Nesse contexto se coloca também a pregação das Missões ao povo, apostolado tradicional da vossa Congregação desde os tempos do Fundador. Através deste singular método apostólico, vós podeis divulgar a devoção à Paixão de Cristo entre o povo e em todos os ambientes. Certamente, às vezes será necessário pensar em novos métodos pastorais segundo as diversas culturas e tradições, mas o vosso primeiro cuidado seja sempre o anúncio de Cristo, que da Cruz renova ao homem de todos os tempos o seu convite a segui-l'O com fiel e dócil abandono. A exemplo de São Paulo da Cruz, o Passionista sinta como seu dever especial oferecer ao povo cristão esta excepcional ocasião de evangelização e de conversão. As Missões populares, entre outras coisas, demonstram-se mais oportunas do que nunca também no contexto deste Ano jubilar. E para além deste empenho, nunca deixeis, antes intensificai, os Exercícios espirituais ao Clero e ao povo, educando-os a cultivarem o espírito de recolhimento e de oração. Toda a vossa casa religiosa, à qual desde o início foi dado o significativo nome de "retiro", seja lugar de contemplação e de silêncio para favorecer o encontro com Cristo, nosso divino Redentor.

5. No programa dos trabalhos capitulares reservastes um particular espaço à reflexão sobre a partilha do carisma passionista com os leigos. Trata-se de "um dos frutos da doutrina da Igreja como comunhão", maturado em tempos recentes, que constitui "um novo capítulo, rico de esperanças, na história das relações entre as pessoas consagradas e o laicado" (Vita consecrata, 54). Ele representa um sinal de crescimento da vitalidade eclesial, que urge colher e desenvolver. De coração formulo votos por que quantos o Espírito chama a beber nestas mesmas nascentes da vossa fonte carismática, possam encontrar em vós irmãos e, sobretudo, guias capazes não só de compartilhar com eles o carisma, mas sobretudo de os formar para uma genuína espiritualidade passionista.
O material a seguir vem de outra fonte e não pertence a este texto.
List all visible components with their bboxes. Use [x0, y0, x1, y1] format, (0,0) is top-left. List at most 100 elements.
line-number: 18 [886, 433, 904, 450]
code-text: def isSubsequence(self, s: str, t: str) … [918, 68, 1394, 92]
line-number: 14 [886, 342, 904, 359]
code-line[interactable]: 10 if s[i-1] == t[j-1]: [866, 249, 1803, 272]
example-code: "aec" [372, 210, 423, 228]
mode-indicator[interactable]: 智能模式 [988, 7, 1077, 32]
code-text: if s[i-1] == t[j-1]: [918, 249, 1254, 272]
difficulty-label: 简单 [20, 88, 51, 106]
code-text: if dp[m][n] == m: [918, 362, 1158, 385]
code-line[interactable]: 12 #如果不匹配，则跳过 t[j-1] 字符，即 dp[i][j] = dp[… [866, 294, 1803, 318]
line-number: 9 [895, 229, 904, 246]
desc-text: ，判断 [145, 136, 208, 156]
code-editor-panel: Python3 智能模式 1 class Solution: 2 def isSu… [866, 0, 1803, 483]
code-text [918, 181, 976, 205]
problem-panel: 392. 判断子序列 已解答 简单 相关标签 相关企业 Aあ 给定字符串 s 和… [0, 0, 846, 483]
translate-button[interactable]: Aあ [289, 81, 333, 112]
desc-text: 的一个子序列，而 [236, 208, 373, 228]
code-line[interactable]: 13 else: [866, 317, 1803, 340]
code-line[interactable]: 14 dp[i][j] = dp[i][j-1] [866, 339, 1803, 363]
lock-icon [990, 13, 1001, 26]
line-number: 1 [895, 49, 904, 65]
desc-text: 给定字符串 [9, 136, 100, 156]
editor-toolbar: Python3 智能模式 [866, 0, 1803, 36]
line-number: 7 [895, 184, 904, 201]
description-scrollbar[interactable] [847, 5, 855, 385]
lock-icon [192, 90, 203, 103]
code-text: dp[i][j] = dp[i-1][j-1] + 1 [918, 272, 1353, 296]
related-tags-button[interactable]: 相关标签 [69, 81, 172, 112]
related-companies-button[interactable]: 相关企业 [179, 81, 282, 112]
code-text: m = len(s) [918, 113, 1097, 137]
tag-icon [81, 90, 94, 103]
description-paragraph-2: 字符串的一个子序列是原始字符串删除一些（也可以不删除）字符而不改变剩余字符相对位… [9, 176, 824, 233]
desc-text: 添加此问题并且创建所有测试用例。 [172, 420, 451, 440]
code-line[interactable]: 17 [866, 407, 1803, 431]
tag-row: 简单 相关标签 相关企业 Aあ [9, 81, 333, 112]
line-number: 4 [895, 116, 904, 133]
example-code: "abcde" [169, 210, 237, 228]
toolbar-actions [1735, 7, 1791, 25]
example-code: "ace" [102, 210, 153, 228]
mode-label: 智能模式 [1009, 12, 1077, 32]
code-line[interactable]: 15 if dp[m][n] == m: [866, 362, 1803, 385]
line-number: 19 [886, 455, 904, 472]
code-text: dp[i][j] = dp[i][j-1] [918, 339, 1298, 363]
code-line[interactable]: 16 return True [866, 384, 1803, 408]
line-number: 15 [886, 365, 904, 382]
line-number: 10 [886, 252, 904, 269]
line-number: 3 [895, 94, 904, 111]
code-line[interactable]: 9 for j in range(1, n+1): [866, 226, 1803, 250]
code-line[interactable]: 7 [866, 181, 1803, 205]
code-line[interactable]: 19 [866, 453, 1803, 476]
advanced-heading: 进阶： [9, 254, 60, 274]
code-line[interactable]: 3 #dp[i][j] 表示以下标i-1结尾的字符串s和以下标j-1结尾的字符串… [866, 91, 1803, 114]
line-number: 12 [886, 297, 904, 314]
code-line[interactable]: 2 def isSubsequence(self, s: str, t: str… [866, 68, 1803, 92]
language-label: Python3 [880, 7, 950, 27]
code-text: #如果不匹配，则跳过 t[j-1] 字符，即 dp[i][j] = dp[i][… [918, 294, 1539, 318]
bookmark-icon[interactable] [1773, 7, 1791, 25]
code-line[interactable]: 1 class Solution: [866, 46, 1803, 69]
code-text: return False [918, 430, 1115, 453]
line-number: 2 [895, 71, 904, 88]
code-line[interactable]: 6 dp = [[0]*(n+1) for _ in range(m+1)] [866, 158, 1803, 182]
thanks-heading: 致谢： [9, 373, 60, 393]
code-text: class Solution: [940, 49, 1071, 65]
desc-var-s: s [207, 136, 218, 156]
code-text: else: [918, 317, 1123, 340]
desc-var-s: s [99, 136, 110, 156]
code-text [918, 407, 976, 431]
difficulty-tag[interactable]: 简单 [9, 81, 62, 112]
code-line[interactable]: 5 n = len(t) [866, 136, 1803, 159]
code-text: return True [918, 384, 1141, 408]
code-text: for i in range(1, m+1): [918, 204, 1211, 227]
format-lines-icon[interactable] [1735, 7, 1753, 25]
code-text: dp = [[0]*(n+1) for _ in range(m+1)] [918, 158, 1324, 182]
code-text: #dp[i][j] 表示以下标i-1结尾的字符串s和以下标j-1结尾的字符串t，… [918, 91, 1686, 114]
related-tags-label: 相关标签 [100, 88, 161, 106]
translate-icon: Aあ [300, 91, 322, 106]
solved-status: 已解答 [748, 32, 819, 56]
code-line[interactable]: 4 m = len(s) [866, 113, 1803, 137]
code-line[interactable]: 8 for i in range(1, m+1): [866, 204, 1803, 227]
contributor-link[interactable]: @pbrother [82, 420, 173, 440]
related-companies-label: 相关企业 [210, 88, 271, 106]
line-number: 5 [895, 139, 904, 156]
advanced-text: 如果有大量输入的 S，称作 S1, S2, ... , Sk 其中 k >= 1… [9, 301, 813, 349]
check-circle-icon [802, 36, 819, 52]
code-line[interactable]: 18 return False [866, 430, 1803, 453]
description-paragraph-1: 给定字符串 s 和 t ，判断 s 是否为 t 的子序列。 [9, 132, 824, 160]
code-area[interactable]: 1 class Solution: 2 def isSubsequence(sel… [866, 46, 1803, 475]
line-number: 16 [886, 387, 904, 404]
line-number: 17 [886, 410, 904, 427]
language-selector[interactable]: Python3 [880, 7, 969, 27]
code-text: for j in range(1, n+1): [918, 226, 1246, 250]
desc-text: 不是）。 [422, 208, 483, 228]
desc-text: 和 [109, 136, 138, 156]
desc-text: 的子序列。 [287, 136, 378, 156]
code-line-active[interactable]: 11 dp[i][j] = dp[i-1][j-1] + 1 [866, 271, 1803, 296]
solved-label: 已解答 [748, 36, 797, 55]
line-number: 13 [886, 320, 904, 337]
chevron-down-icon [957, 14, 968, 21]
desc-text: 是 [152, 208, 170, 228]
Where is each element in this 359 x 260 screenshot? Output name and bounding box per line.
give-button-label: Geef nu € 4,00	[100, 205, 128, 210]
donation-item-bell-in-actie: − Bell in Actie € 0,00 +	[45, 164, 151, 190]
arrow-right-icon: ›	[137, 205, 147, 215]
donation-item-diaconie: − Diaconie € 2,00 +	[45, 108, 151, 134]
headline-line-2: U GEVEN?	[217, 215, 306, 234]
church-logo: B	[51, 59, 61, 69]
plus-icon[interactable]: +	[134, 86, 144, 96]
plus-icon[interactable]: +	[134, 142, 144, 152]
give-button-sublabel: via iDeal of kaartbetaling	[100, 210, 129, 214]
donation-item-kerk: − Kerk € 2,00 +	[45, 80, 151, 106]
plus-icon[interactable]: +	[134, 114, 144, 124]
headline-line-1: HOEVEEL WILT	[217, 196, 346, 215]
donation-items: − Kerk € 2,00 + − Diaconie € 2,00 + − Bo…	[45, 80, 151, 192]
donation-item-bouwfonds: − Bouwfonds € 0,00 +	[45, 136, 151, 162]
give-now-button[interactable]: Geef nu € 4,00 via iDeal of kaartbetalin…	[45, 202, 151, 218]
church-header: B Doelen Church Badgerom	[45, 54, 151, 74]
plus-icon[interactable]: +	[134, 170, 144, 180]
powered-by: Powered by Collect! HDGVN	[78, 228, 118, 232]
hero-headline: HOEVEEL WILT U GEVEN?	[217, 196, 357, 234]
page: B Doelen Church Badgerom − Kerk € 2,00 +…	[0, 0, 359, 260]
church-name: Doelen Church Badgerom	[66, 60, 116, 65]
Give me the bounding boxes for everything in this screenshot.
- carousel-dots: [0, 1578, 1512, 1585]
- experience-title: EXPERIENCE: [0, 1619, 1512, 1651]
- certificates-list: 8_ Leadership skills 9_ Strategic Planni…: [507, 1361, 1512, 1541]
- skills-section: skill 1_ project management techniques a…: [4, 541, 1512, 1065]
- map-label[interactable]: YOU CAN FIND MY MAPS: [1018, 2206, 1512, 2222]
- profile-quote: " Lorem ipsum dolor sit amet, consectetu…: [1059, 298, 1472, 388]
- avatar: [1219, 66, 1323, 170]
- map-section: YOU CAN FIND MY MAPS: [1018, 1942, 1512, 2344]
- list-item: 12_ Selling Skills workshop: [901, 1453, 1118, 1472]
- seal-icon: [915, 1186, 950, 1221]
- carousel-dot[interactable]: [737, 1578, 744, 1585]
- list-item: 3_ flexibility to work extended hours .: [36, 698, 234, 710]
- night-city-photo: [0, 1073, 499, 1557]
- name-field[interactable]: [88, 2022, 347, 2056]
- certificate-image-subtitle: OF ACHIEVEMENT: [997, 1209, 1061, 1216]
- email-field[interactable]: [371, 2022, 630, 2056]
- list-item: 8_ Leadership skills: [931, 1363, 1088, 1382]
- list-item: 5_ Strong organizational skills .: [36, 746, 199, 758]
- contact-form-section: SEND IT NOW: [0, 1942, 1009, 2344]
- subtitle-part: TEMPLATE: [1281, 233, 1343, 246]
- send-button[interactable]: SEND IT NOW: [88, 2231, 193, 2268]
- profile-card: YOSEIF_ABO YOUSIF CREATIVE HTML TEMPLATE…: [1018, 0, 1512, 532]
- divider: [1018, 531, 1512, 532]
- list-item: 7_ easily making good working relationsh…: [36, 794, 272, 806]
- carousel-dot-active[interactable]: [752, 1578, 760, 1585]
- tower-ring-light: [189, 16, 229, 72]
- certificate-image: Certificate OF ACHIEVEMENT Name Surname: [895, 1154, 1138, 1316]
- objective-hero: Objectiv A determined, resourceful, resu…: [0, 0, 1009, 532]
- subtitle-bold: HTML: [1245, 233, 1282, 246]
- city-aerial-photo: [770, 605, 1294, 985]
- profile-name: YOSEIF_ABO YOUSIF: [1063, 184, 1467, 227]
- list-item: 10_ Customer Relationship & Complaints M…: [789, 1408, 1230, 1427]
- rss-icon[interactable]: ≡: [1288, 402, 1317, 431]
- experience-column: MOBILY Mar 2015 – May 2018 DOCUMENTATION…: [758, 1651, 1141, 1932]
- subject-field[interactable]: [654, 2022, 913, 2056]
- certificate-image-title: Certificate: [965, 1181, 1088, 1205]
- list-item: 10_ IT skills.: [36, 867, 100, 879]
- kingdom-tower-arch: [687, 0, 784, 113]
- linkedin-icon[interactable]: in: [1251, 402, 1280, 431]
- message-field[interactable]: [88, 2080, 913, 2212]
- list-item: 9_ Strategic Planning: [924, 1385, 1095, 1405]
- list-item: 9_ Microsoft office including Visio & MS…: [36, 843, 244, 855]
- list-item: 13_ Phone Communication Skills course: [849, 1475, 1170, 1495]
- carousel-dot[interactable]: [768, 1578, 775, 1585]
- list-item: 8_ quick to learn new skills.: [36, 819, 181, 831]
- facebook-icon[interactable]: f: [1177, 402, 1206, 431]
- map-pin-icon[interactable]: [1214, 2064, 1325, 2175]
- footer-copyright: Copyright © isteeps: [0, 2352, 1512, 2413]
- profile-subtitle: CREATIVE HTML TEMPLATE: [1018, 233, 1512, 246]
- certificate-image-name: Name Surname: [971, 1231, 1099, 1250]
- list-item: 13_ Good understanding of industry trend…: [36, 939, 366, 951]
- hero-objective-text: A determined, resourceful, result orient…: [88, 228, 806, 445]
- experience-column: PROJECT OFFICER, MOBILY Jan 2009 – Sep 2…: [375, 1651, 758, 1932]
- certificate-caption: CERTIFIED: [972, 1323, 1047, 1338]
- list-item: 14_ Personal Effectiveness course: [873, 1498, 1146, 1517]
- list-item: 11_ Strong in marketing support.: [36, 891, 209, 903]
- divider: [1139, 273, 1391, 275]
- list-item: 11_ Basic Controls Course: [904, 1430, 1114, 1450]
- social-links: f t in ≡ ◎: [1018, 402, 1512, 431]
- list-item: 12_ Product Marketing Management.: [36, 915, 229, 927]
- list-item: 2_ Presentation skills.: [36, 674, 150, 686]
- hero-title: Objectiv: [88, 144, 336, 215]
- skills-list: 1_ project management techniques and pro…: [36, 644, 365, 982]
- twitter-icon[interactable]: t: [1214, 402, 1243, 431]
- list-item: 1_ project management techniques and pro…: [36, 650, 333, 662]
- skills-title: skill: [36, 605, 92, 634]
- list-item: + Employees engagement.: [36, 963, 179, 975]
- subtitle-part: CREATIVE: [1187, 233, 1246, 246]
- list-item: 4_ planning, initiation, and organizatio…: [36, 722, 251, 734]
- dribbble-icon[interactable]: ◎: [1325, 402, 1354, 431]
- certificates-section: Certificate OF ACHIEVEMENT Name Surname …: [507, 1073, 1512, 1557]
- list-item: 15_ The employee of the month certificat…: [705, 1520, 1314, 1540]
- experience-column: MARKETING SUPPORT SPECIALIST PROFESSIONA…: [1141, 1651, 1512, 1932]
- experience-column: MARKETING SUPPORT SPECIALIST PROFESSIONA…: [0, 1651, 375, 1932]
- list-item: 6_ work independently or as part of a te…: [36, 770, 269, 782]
É de bom grado que confio os trabalhos capitulares e todos os vossos propósitos  generosos  à  Virgem  Santa,  a São Paulo da Cruz e aos numerosos Santos e Beatos que enriquecem a história  secular  do  vosso  Instituto,  para que vos ajudem a repropor hoje o carisma das origens, como eficaz fermento de fecundidade evangélica no mundo contemporâneo.

Com estes votos, enquanto asseguro a minha lembrança na oração por todos vós, pela inteira Família passionista e por quantos encontrardes no vosso quotidiano ministério apostólico, a todos concedo de coração uma especial Bênção apostólica.

Castel Gandolfo, 21 de Agosto de 2000.